Divergente: crítica do filme

Divergente: crítica do filme

Estreia 17 Abr 2014

Diretor Neil Burger

Elenco Kate Winslet, Shailene Woodley, Theo James

Fique tranquila, Katniss: você ganhou essa. Divergente, o primeiro filme adaptado da distópica trilogia de Veronica Roth, chega as telas já caindo pelas tabelas. Não ajuda o fato de que o material de Veronica seja bem bobo, fazendo com que Jogos Vorazes soe como uma leitura da qualidade de George Orwell.

Seu cenário é baseado em um sistema de castas – alguns de nós são da “abnegação”, outros da “erudição” enquanto outros são (cof cof) “divergentes” e, assim, inclassificáveis – que você já sabe que significa que esses personagens irão acordar e se revoltar com o sistema com um péssimo humor. E por quê eles demorariam 100 anos para perceber isso? A isolada Chicago do filme parece ser computadorizada, alguns dos cenários são horríveis no nível Star Trek da série original e você não vai se envolver com nenhuma cena de ação.

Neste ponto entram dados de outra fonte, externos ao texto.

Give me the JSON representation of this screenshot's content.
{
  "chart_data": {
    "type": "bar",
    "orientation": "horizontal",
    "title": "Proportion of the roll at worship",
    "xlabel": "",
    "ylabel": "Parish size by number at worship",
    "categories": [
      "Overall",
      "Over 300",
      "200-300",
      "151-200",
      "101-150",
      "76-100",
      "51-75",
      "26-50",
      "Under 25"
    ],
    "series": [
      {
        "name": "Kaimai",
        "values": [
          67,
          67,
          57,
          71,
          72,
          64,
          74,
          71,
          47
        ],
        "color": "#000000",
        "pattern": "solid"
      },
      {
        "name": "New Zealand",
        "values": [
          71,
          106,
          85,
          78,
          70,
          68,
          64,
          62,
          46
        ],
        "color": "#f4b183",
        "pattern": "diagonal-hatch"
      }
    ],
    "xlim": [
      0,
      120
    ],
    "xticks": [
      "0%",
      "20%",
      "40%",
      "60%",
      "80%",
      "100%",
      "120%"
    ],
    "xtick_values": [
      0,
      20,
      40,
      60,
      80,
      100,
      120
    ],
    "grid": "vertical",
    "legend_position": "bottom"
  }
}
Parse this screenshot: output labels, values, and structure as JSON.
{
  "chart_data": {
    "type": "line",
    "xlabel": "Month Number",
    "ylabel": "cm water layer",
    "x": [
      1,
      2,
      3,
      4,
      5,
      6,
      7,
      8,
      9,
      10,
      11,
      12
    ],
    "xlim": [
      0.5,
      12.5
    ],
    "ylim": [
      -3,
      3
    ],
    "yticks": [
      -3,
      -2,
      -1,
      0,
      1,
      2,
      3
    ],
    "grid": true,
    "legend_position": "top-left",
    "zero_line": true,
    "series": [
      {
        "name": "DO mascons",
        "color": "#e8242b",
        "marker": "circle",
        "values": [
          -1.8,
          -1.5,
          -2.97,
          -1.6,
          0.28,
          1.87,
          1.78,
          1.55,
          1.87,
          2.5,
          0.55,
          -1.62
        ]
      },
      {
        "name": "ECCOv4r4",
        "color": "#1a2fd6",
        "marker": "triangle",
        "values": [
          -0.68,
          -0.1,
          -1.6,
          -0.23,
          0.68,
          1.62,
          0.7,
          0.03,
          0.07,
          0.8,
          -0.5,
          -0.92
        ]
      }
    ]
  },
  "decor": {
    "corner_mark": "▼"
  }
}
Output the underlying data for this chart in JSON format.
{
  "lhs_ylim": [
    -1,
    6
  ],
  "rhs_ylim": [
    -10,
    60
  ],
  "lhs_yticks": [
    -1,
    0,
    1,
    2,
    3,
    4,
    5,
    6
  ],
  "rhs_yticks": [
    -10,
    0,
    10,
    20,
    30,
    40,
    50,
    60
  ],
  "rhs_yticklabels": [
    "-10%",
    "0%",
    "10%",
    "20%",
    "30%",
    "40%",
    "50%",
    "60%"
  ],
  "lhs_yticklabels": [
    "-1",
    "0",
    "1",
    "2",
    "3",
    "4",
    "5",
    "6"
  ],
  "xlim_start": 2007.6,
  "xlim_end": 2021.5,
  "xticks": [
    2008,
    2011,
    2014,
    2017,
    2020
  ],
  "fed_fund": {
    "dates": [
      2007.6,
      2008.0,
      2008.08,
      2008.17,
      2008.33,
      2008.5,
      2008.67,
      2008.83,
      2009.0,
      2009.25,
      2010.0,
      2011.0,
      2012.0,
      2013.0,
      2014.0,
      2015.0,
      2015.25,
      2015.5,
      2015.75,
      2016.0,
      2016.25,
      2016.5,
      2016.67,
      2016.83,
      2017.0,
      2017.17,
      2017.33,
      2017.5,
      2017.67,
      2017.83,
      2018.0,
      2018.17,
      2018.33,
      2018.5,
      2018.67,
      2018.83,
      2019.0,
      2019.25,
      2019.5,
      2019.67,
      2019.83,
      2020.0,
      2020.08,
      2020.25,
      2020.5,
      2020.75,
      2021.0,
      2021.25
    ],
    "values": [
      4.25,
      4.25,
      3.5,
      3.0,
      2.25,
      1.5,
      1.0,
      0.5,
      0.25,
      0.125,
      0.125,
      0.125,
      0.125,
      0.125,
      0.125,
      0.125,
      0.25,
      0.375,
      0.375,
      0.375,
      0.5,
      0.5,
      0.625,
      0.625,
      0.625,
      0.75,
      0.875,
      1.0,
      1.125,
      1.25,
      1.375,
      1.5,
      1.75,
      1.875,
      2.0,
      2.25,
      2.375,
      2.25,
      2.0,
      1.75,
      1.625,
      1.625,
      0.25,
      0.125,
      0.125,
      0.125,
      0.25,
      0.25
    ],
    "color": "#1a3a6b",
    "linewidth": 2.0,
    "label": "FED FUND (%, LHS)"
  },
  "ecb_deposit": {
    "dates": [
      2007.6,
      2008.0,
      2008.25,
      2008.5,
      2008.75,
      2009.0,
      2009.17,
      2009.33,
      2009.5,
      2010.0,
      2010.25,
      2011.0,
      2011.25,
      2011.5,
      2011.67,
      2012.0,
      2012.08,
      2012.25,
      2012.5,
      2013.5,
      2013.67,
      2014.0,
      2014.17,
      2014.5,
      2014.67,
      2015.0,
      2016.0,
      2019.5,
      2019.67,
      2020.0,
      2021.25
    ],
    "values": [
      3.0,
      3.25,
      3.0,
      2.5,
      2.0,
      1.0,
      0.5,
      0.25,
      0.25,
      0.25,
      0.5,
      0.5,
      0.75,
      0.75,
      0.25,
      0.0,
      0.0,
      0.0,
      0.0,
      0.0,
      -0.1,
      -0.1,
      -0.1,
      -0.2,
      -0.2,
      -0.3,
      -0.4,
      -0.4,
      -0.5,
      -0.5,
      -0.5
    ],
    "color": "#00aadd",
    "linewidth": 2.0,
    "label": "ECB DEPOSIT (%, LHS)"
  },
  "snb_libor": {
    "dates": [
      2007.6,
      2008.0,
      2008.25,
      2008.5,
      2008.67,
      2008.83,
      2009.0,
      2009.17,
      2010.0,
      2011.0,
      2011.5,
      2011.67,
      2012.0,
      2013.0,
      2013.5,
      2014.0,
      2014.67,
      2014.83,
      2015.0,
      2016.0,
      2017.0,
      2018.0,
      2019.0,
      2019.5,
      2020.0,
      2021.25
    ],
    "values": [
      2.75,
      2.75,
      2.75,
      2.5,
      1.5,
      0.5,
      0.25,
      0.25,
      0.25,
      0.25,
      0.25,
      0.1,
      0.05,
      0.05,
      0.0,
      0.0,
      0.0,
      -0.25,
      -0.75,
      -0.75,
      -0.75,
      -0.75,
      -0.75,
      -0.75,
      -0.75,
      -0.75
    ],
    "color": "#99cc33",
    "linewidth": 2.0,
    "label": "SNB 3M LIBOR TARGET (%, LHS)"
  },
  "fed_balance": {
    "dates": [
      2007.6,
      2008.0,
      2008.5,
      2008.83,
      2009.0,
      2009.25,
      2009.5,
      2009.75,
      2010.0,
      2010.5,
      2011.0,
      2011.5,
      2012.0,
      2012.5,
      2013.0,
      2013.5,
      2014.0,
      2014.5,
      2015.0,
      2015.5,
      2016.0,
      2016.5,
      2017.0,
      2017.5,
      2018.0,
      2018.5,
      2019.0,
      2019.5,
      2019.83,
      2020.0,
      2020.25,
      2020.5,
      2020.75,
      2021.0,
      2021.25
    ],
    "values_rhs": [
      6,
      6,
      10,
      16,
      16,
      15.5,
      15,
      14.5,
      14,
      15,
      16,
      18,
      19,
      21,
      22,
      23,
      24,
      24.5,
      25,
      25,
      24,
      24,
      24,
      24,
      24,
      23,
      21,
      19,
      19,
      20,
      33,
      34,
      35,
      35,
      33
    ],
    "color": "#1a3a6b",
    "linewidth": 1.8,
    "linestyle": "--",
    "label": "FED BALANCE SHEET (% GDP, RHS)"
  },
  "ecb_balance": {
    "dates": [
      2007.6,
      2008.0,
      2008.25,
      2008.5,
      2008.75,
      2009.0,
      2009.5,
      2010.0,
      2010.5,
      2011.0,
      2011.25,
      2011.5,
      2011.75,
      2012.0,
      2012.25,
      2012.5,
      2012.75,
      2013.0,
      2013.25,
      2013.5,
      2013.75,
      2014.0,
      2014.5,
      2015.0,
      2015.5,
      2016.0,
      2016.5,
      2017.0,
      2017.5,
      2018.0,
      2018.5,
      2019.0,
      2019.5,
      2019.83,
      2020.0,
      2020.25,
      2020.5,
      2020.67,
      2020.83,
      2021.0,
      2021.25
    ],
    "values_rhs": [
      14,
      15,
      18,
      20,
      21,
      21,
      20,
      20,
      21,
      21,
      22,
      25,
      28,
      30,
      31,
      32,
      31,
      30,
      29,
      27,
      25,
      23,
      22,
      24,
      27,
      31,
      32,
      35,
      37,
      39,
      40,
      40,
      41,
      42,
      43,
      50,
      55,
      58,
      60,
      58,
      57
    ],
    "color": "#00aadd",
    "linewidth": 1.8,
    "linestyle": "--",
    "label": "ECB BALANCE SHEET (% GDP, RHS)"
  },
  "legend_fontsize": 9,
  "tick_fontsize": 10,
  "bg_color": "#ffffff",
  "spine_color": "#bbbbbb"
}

Uma salvação vem na forma de Shailene Woodley, a talentosa atriz de 22 anos que interpreta Beatrice, que vive impulsos conflituosos e é persuasivamente mais complexa do que seus diálogos podem sugerir. Ela se apaixona por Quatro (Theo James, um garoto no estilo "Che de boutique" que está lá para as adolescentes suspirarem), o bonito líder do clã que ela segue. Mas, após metade do filme com lançamentos de facas e outros testes, Divergente não oferece muito para sua estrela.

O espectador se sairá melhor experimentando o talento de Woodley pelo seu papel devastador em The Spetacular Now, filme ainda sem título em português ou data de estreia no país, um drama que tem muito mais a dizer sobre grupos e individualidade do que qualquer porcaria sobre um futuro sem propósito.